MUTARE – Outspoken Zimbabwean musician-cum politician, Hosiah Chipanga, has warned President Emerson Mnangagwa he faces the same predicament that befell his predecessor Robert Mugabe – a military ouster, if he did not seek urgent spiritual anointing and guidance.

Mugabe resigned – though largely viewed as a coup, in November 2017, bringing an end to his 37-year iron-fisted rule that dumped Zimbabwe into a multi-facetted crisis, sparking jubilant celebrations by Zimbabweans worldwide.

In a letter read out by Speaker of Parliament Jacob Mudenda on the historic day, the nonagenarian said the decision was voluntary and made to allow a smooth transfer of power. The news abruptly halted an impeachment hearing that had begun against him in the Parliament.

Former vice-president Mnangagwa succeeded Mugabe, who had been in power since independence from Britain in 1980.

Having been blocked in his fervent attempts to meet Mugabe on many occasions, Chipanga has turned his attention to Mnangagwa, saying he should allow dialogue with many stakeholders if he was to succeed in his ongoing attempts to rescue the failing nation.

In an interview with African Voice Global Saturday, Chipanga said Mnangagwa must open doors for discussions with various stakeholders, including spiritual leaders like him (Chipanga) to share thoughts and solutions to Zimbabwe’s worsening economic and political situation.

“Mugabe never listened to my advice, but look at what happened to him.
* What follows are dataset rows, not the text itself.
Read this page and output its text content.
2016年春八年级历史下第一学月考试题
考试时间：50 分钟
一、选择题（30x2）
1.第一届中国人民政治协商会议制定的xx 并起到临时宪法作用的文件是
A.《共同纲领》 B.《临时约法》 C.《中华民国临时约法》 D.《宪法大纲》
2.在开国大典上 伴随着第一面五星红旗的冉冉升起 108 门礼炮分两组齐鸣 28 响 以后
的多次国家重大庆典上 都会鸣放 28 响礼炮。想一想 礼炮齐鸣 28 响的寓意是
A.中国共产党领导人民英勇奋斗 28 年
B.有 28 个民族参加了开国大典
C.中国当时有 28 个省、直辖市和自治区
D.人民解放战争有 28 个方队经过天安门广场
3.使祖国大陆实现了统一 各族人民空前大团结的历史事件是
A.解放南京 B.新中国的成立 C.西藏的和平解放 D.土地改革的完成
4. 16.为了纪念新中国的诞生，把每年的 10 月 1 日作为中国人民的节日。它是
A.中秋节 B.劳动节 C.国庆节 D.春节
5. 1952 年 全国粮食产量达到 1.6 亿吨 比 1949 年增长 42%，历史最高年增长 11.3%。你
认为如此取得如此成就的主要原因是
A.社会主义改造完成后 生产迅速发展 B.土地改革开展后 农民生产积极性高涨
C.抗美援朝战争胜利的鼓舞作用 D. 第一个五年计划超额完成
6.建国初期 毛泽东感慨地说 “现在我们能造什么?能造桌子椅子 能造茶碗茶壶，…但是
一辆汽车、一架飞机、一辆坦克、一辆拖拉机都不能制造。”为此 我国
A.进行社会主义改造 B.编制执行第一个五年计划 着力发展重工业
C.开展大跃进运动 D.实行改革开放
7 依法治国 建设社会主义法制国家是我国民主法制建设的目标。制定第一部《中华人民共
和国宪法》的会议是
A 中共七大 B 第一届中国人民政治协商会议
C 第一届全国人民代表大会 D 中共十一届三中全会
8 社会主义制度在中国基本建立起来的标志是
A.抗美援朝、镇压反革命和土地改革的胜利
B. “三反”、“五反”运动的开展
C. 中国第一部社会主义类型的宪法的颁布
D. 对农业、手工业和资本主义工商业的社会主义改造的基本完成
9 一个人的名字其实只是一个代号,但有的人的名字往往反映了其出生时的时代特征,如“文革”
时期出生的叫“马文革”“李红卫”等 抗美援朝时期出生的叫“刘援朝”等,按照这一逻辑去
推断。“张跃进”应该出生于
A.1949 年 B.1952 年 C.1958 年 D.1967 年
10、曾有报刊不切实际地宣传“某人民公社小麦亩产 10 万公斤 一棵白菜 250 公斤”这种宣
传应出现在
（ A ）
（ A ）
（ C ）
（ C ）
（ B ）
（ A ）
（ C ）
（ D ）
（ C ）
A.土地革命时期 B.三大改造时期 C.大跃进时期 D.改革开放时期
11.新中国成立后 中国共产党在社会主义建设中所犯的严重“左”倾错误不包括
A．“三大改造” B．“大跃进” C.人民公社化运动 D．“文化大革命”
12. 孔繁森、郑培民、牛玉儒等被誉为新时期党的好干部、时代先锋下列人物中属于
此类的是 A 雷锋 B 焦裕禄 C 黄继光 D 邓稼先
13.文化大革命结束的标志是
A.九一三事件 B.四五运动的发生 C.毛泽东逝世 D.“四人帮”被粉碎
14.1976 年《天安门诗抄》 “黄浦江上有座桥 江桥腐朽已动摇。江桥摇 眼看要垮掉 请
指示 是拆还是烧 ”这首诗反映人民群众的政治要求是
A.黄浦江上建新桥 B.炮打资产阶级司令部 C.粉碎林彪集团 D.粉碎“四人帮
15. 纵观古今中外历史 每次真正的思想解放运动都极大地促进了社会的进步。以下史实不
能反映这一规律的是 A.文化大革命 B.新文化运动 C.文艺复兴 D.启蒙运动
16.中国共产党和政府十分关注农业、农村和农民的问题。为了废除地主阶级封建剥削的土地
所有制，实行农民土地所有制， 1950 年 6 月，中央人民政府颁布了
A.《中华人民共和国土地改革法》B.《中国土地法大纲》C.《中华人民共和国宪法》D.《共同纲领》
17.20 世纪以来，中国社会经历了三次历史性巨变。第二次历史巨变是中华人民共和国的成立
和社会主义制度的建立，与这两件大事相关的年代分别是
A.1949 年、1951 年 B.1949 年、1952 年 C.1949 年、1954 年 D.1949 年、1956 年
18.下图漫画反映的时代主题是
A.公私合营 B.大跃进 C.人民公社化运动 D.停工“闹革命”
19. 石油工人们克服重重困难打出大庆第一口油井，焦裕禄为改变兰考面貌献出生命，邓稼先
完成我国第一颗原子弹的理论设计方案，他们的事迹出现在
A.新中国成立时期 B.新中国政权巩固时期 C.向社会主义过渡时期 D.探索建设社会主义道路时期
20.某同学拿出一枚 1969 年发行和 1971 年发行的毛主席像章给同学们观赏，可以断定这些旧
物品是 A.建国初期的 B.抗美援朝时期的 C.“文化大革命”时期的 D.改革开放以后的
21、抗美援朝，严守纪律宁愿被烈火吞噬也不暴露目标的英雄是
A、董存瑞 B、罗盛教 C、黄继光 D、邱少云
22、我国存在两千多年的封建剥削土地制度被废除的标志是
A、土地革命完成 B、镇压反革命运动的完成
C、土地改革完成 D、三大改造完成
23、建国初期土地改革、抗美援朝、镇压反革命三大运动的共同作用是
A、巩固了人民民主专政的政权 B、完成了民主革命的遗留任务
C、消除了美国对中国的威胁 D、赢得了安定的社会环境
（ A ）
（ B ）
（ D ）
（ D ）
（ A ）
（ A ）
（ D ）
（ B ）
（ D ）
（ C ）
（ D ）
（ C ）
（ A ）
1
Maybe people might think I am mad but, he failed to follow the will of God,” said the singer, who also leads a shadowy political party he calls Messiahs Apostolic Prophetic Inspired Peoples Institute (MAPIPI).

“I am also warning President Mnangagwa to follow the will of God or he might find himself in the same predicament that saw Mugabe losing power,” explained Chipanga.

“Zimbabwe is a great country but we are losing it on one thing, which I think will solve the mess we are in. I want to tell him directly on how he can fix the country. Now I am appealing to President Mnangagwa because l feel he has a heart and l hope he will be open to meet me.

“I am looking forward to meet him. Regardless of almost 40 years in my spiritual mission to try and save Zimbabwe from the situation in which the country is now fully drawn in, no one has taken me seriously. I hope this time Mnangagwa will listen to me and probably act on some of my contributions. I want to declare to Mnangagwa that God did not let the children of Zimbabwe get their independence without a full set of spanners to fix any problems they would come across. I have that tool box. I have spiritual advice from our Creator.”

Chipanga said Zimbabwe also needed spiritual guidance.

“As long as Zimbabwe change leaders without adopting God’s system of governance, there shall be always more tears than joy for Zimbabweans,” he said.

“This country needs God. Zimbabwe is lacking a spiritual touch and this is why l want to meet Mnangagwa so that l give him that spiritual solution.”